Q: How do I pronounce "wandb"?
You can pronounce it w-and-b (as we originally intended), wand-b (because it's magic like a wand), or wan-db (because it saves things like a database).
Q: How much does this thing cost?
W&B is free as long as your projects are public. If you want to host private projects, email us at firstname.lastname@example.org.
Q: Do you offer an on-premise version of your software?
Yes! If you're interested tell us at email@example.com.
Q: How is this different than TensorBoard?
W&B is a distributed cloud hosted solution so your results are saved forever and it's still snappy after 1000's of runs have been monitored. We offer additional features such as system metrics, commit history, experiment notes, dashboards, and advanced searching / aggregation across runs and projects.
Q: What does this do to my training process?
wandb.init() is called from your training script an API call is made to create a run object on our servers. A new process is started to stream and collect metrics, thereby keeping all threads and logic out of your primary process. Your script runs normally and writes to local files, while the separate process streams them to our servers along with system metrics. You can always turn off streaming by running
wandb off from your training directory, or setting the WANDB_MODE environment variable to "dryrun".
Q: Does your tool track or store training data?
You can pass a SHA or other unique identifier to
wandb.config.update(...) to associate a dataset with a training run. W&B does not store any data unless
wandb.save is called with the local file name.

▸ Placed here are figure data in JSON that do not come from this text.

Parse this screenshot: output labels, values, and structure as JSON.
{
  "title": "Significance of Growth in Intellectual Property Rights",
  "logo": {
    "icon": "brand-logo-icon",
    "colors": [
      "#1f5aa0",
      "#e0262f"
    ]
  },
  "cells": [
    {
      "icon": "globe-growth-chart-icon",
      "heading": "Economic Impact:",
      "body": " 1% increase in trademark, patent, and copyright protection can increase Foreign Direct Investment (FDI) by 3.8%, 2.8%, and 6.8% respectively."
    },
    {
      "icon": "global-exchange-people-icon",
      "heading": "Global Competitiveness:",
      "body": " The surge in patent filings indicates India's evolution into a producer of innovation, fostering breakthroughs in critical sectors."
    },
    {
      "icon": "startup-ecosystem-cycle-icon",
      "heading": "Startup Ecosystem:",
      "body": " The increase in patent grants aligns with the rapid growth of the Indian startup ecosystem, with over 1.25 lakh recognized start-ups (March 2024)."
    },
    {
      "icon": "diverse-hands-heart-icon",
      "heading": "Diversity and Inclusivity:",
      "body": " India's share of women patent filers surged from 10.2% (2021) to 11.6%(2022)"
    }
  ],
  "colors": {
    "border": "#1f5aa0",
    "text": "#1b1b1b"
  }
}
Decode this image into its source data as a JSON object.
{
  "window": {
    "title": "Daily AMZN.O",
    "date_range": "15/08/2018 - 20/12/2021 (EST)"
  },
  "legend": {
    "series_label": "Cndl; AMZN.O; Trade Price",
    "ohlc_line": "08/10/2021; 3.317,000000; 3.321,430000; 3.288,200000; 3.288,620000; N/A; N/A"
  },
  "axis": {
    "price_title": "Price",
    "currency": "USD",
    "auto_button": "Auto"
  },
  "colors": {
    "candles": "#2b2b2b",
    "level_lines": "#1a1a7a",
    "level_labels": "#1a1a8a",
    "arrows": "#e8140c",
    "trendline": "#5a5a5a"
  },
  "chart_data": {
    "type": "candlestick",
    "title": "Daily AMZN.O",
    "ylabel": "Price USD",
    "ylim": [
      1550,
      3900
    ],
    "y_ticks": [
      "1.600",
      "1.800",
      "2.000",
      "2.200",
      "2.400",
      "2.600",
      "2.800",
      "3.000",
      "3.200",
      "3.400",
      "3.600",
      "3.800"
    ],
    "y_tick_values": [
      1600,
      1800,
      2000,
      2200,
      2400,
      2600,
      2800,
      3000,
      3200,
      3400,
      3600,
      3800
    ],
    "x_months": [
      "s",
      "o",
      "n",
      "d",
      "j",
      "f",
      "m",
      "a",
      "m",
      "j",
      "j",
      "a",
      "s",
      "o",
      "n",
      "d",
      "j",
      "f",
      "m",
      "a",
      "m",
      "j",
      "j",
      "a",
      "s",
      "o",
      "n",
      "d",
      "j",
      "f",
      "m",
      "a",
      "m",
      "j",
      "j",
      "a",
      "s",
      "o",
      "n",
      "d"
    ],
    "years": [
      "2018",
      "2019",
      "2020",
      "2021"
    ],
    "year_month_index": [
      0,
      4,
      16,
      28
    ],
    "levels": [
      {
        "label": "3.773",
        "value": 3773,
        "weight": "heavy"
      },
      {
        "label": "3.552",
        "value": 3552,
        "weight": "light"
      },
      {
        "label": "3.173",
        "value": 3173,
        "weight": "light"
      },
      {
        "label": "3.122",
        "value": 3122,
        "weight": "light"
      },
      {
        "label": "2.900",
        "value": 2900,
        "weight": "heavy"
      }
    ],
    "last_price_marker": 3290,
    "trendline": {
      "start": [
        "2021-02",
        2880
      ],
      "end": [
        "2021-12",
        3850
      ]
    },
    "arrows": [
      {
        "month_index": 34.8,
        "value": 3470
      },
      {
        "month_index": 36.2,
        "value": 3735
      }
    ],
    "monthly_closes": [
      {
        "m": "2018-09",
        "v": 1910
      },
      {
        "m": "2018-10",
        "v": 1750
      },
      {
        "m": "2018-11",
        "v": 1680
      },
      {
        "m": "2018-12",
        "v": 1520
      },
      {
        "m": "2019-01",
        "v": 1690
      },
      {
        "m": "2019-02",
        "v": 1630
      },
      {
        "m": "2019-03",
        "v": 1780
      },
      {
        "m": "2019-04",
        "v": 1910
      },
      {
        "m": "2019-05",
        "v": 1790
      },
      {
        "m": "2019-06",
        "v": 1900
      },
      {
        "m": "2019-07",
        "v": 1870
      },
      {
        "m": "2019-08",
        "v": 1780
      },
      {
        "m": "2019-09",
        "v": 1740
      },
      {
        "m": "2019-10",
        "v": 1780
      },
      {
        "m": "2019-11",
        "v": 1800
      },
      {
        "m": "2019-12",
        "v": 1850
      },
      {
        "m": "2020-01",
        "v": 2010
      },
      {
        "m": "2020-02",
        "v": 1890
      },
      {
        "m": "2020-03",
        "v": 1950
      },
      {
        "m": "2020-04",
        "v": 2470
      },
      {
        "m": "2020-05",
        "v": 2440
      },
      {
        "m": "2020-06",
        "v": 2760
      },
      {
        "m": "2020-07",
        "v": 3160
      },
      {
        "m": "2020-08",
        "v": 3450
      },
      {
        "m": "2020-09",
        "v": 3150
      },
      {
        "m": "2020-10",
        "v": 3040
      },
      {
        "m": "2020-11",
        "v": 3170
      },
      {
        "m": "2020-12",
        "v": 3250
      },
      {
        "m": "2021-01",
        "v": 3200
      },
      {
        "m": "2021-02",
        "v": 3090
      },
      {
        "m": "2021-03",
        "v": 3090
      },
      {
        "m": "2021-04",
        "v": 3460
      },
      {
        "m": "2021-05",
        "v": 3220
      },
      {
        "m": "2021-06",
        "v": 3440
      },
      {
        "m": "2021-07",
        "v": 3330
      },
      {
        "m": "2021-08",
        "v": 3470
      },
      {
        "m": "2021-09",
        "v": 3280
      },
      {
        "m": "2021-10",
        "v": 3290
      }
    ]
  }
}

Q: How often are system metrics collected?
By default metrics are collected every 2 seconds and averaged over a 30 second period. If you need higher resolution metrics, email us a firstname.lastname@example.org.
Q: Does this only work for Python?
Currently the library only works with Python 2.7+ & 3.6+ projects. The architecture mentioned above should enable us to integrate with other languages easily. If you have a need for monitoring other languages, send us a note at email@example.com.
Q: Is the log function lazy? More specifically, I don't want to be dependent on the network to send the results to your servers and then carry on with my local operations.
Calling wandb.log writes a line to a local file, it does not block on any network calls. When you call wandb.init we launch a new process on the same machine that listens for filesystem changes and talks to our web service asynchronously from your training process.